Research into the conservation of hares needs to focus on determining their causes of death. Although foxes are common in areas where hares are rare (Vaughan et al. 2003) and predator removal may help to increase hare populations (Lindström et al. 1994), the provision of permanent cover alone can result in increased numbers of hares (Slamečka 1991). Conservation efforts should therefore concentrate not only on the provision of year-round forage (Panek & Kamieniarz 1999, Vaughan et al. 2003) and on the inclusion of some arable land in mainly pastural habitats (Vaughan et al. 2003), but also on the reduction of predation and exposure to unfavourable weather by the provision of year-round vegetative cover (Smith et al. in 2004).

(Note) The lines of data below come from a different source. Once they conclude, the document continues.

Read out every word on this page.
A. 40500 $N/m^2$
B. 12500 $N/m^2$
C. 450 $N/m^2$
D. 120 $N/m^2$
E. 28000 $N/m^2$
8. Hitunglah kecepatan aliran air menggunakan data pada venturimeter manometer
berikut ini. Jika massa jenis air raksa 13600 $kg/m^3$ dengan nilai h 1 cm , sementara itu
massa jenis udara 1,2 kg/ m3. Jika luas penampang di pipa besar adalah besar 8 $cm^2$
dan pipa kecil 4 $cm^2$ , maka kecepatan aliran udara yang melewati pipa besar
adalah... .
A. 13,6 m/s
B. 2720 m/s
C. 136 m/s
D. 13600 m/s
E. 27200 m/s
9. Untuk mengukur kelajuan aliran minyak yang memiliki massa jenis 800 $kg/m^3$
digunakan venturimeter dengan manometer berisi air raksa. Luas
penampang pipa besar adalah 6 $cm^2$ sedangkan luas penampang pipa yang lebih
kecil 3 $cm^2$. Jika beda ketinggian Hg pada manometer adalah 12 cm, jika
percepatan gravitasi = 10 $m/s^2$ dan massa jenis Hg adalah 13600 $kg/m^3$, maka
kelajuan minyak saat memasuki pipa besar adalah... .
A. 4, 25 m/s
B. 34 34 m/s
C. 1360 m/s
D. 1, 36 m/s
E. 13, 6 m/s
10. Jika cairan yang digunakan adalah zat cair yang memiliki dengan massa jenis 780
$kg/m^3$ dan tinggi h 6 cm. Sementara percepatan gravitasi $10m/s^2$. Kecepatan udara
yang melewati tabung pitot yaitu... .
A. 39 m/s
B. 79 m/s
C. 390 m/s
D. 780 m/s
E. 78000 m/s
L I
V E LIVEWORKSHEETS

Suitable cover is provided by fallow land (Vaughan et al. 2003), rough grass margins (Panek & Kamieniarz 1999), and shelterbelts, woodland and hedges (Tapper & Barnes 1986, Slamečka 1991). Efforts to conserve the hare in accordance with the Bern Convention (Anon. 1979) or to achieve the aims of the BAP (Anon. 1995) need to focus on increasing the survival of leverets and adult hares (Smith et al. submitted).